イボ(尋常性疣贅,ボーエン様丘疹症、青年性扁平疣贅)
- 2019年2月11日
- 皮膚外科
イボは、ヒト乳頭腫ウイルス(HPV;human papillomavirus)が皮膚に感染してできます。イボのウイルスは正常の健康な皮膚には感染できないのですが、小さな傷などがあるとそこから皮膚に入り込んでイボをつくります。
HPVには色々な型があって150種類以上もの型が見つかっています。この型の違いによって、感染しやすい場所や、できるイボの種類(見ため)が異なります。
ある種の型(普通のイボをつくるものとは異なります)が、子宮癌や皮膚癌などの原因になっていることも分かって来ています。
最も普通に見られるのが、手足にできるイボで、尋常性疣贅です。尋常性疣贅以外では、顔や腕にできることの多い扁平疣贅(へんぺいゆうぜい)や外陰部にできる尖圭コンジローマやボーエン様丘疹症などがあります。
尋常性疣贅がHPV2型や57型など、扁平疣贅が3型や10型など、尖圭コンジローマが6型や11型など、ボーエン様丘疹症がHPV16型などを主な原因とすることが分かっています。HPV16型は、子宮癌の原因として注目されている型でもあります。
イボの治療
1)液体窒素による冷凍凝固(保険適応)
保険適応での標準治療です。液体窒素を浸した綿棒でイボを冷凍凝固します。冷凍により皮膚に炎症が起こり、からだの免疫が活性化してイボを排除します。
1週間に1回の頻度で行います。痛みを伴うのが欠点ですが、確実性があり最も良い方法です。 液体窒素をスプレーで噴出させて、イボを治療する方法もあります。
お子さんなど痛みに弱い方はご相談ください。
顔や頚部に多発するイボでは、治療によりイボはなくなっても、炎症後色素沈着をおこすことが多く、後述する炭酸ガスレーザーがよいことがあります。
2)漢方薬(ヨクイニンなど)内服(保険適応)
ハトムギのエキスのヨクイニンがもっとも一般的に使用されます。

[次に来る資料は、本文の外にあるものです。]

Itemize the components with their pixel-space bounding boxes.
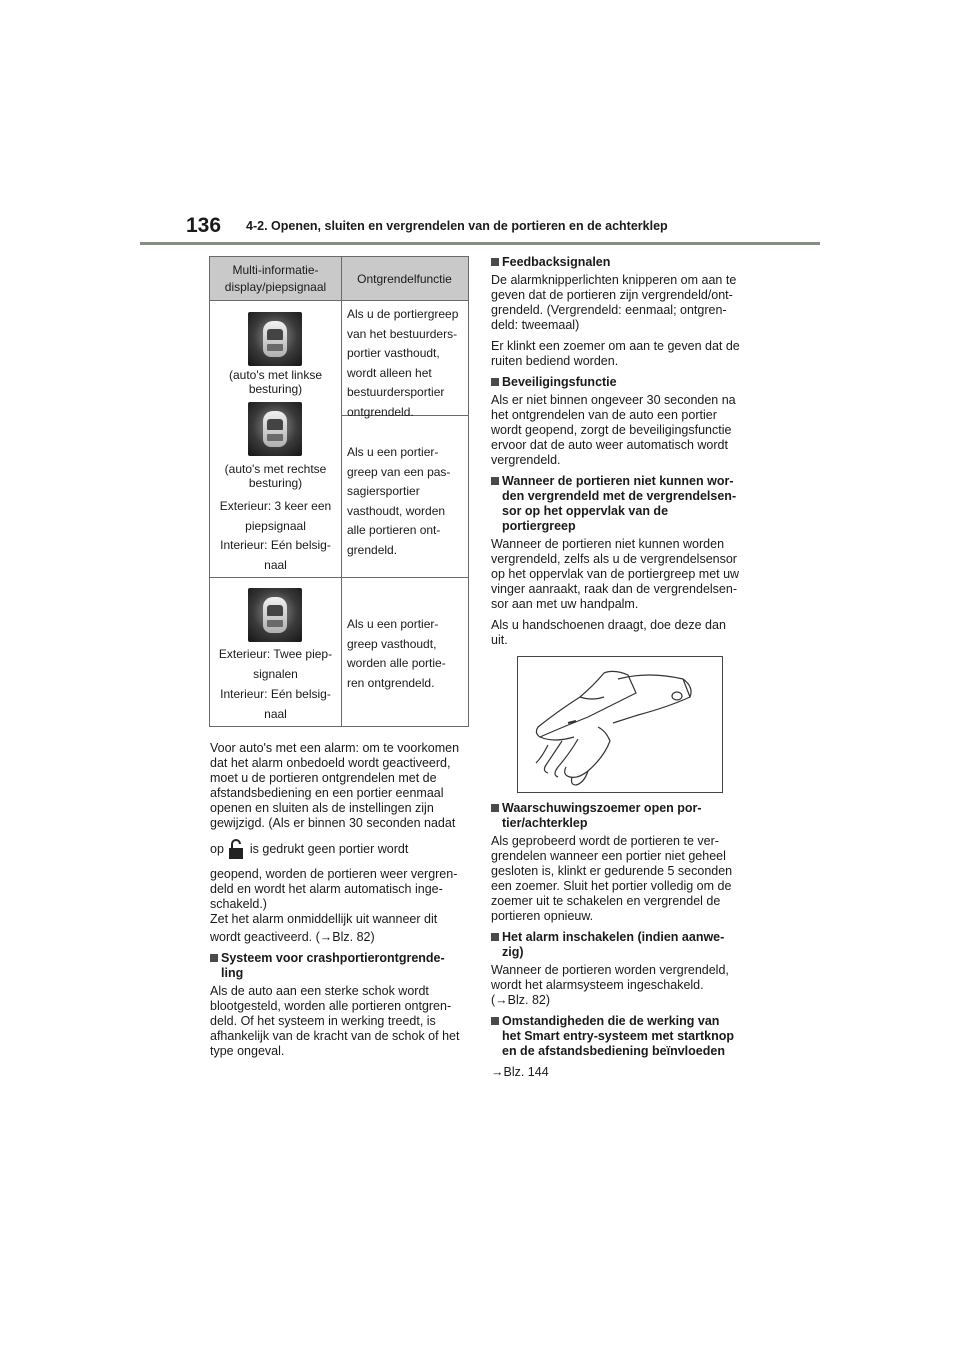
bullet-square-icon — [491, 258, 502, 270]
function-all-doors: Als u een portier- greep vasthoudt, worden alle portie- ren ontgrendeld. — [347, 617, 446, 690]
col2-header: Ontgrendelfunctie — [357, 271, 452, 286]
heading-crash-unlock: Systeem voor crashportierontgrende- ling — [210, 951, 472, 981]
heading-circumstances: Omstandigheden die de werking van het Smart entry-systeem met startknop en de afstandsbediening beïnvloeden — [491, 1014, 753, 1059]
unlock-icon — [228, 839, 244, 859]
header-rule — [140, 242, 820, 245]
function-passenger-door: Als u een portier- greep van een pas- sagiersportier vasthoudt, worden alle portieren ont- grendeld. — [347, 445, 451, 557]
alarm-set-paragraph: Wanneer de portieren worden vergrendeld, wordt het alarmsysteem ingeschakeld. (→Blz. 82) — [491, 963, 729, 1007]
heading-no-lock: Wanneer de portieren niet kunnen wor- den vergrendeld met de vergrendelsen- sor op het oppervlak van de portiergreep — [491, 474, 753, 534]
page-number: 136 — [186, 214, 222, 237]
heading-buzzer: Waarschuwingszoemer open por- tier/achterklep — [491, 801, 753, 831]
car-door-handle-icon — [248, 312, 302, 366]
feedback-paragraph-2: Er klinkt een zoemer om aan te geven dat de ruiten bediend worden. — [491, 339, 740, 368]
feedback-paragraph-1: De alarmknipperlichten knipperen om aan te geven dat de portieren zijn vergrendeld/ont- grendeld. (Vergrendeld: eenmaal; ontgren- deld: tweemaal) — [491, 273, 737, 332]
right-column-bottom — [491, 801, 753, 1086]
bullet-square-icon — [491, 1017, 502, 1059]
heading-feedback: Feedbacksignalen — [491, 255, 753, 270]
row-divider — [210, 577, 468, 578]
interior-signal-2: Interieur: Eén belsig- naal — [220, 687, 331, 721]
bullet-square-icon — [210, 954, 221, 981]
bullet-square-icon — [491, 804, 502, 831]
caption-lhd: (auto's met linkse besturing) — [229, 368, 322, 396]
buzzer-paragraph: Als geprobeerd wordt de portieren te ver- grendelen wanneer een portier niet geheel gesloten is, klinkt er gedurende 5 seconden een zoemer. Sluit het portier volledig om de zoemer uit te schakelen en vergrendel de portieren opnieuw. — [491, 834, 733, 923]
heading-alarm: Het alarm inschakelen (indien aanwe- zig) — [491, 930, 753, 960]
no-lock-paragraph-2: Als u handschoenen draagt, doe deze dan uit. — [491, 618, 726, 647]
left-column — [210, 741, 472, 1065]
right-column-top — [491, 255, 753, 654]
crash-unlock-paragraph: Als de auto aan een sterke schok wordt blootgesteld, worden alle portieren ontgren- deld. Of het systeem in werking treedt, is afhankelijk van de kracht van de schok of het type ongeval. — [210, 984, 460, 1058]
page-reference-link[interactable]: →Blz. 144 — [491, 1065, 549, 1079]
heading-security: Beveiligingsfunctie — [491, 375, 753, 390]
bullet-square-icon — [491, 477, 502, 534]
car-door-handle-icon — [248, 588, 302, 642]
gloved-hand-door-handle-illustration — [517, 656, 723, 793]
interior-signal: Interieur: Eén belsig- naal — [220, 538, 331, 572]
alarm-paragraph: Voor auto's met een alarm: om te voorkomen dat het alarm onbedoeld wordt geactiveerd, moet u de portieren ontgrendelen met de afstandsbediening en een portier eenmaal openen en sluiten als de instellingen zijn gewijzigd. (Als er binnen 30 seconden nadat op is gedrukt geen portier wordt geopend, worden de portieren weer vergren- deld en wordt het alarm automatisch inge- schakeld.) Zet het alarm onmiddellijk uit wanneer dit wordt geactiveerd. (→Blz. 82) — [210, 741, 460, 944]
chapter-title: 4-2. Openen, sluiten en vergrendelen van de portieren en de achterklep — [246, 219, 668, 233]
bullet-square-icon — [491, 933, 502, 960]
exterior-signal: Exterieur: 3 keer een piepsignaal — [219, 499, 332, 533]
table-header — [210, 257, 468, 301]
col1-header: Multi-informatie- display/piepsignaal — [224, 262, 327, 294]
unlock-function-table — [209, 256, 469, 727]
no-lock-paragraph-1: Wanneer de portieren niet kunnen worden vergrendeld, zelfs als u de vergrendelsensor op het oppervlak van de portiergreep met uw vinger aanraakt, raak dan de vergrendelsen- sor aan met uw handpalm. — [491, 537, 740, 611]
exterior-signal-2: Exterieur: Twee piep- signalen — [218, 647, 333, 681]
car-door-handle-icon — [248, 402, 302, 456]
caption-rhd: (auto's met rechtse besturing) — [224, 462, 327, 490]
function-driver-door: Als u de portiergreep van het bestuurders- portier vasthoudt, wordt alleen het bestuurdersportier ontgrendeld. — [347, 307, 459, 419]
bullet-square-icon — [491, 378, 502, 390]
security-paragraph: Als er niet binnen ongeveer 30 seconden na het ontgrendelen van de auto een portier wordt geopend, zorgt de beveiligingsfunctie ervoor dat de auto weer automatisch wordt vergrendeld. — [491, 393, 736, 467]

青年性扁平疣贅は内服のみで良くなることも多いと言われます。
また免疫を高める漢方薬が有効な場合もあります。
妊娠中は内服できません。
3)べセルナクリーム(尖圭コンジローマのみ保険適応、他のイボは保険適応外自費診療)
尖圭コンジローマに使用される薬剤です。尋常性疣贅の治療に使用できますが保険適応外になります。
自費診療では薬価は1包1,170円で5包以上は必要になります。。
イボの部位に1日1回、週3回、就寝前に塗布します。塗布後はそのままの状態を保ち、起床後に塗布した薬剤を石鹸を用いて洗い流します。
4)手術
保険適応ですが、イボの治療では手術は通常行いません。イボはウイルス性の病気なので、切ってもウイルスが傷に残っていれば再発するからです。
足底などで1つしかない古い硬くなったイボで、液体窒素でなかなか治らない時は手術をおこなったほうがよい場合があります。
5)炭酸ガスレーザー(保険適応外自費診療)
イボを炭酸ガスレーザーで蒸散させる方法です。
単発(一つのみ)で初期の場合や顔面・頚部に多発するイボの治療に使われます。
顔面や頸部では直径0.5mm、1mm、1.5mm、2mmといった非常に小さく限定された領域をレーザー照射できるので、治療後の炎症後色素沈着が最小限に抑えられ、顔、頚部、胸などに多発する小さなイボの治療に適しています。
他に自費診療として、レーザーを併用することもありますが、一度では効果が少なく、痛みが強く、またレーザー単独での完治は難しいです。